Выпьем за прекрасных дам
Шрифт:
По выходе из городка Антуан уже откровенно плелся позади.
— Отец Гальярд…
— Что, брат? Устал?
— Очень, отец, — юноша хотел соврать, но не смог. — Я понимаю, что мы торопимся, что дело Господне не ждет… Но неужели мы так… до самого Каркассона и не… остановимся?

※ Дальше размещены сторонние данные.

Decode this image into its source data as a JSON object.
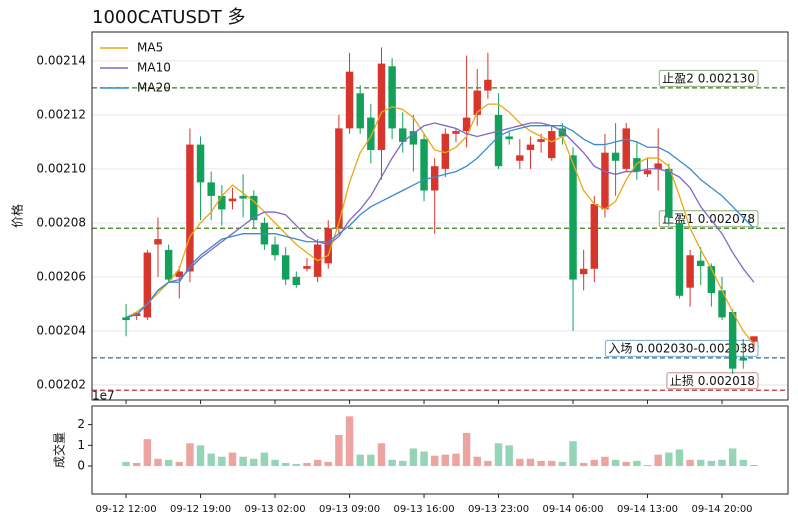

— Ну что ты, брат, отдохнем еще, — Гальярд остановился и терпеливо дождался, пока младший доковыляет до него, налегая на посох, как хромой. — Даже и сегодня отдохнем. Самое темное время наступает, нужно поспать. Ты не думай, что я тебя уморить решил покаяния ради, — увидев вблизи несчастное лицо подопечного, добавил он — и Антуан покраснел, настолько хорошо тот озвучил его тайные мысли. — Просто хочу ради нас обоих, чтобы у нас почти целый день в Пруйле вышел. Поэтому мы сейчас вздремнем, пока луна не взойдет повыше — а дальше при свете ночи остаток пути пробежим под горку. Тогда в Пруйле еще до полудня будем, и следующую ночь там проведем, выспимся, как
— Нет вроде, отец… Болят только.
— Это для проповедника пустяки. Тебе ходить надо больше, привыкнешь, — и безжалостный Гальярд снова повернулся к нему спиной, черный плащ скрыл светящийся белизной хабит, и черная фигура стремительно затопала вперед, отбивая посохом ритм по хорошо утоптанной дороге. Туп. Туп. Тупи-туп. Антуан с тоской посмотрел назад и попробовал ловить гальярдов ритм ходьбы. Не поймал, конечно.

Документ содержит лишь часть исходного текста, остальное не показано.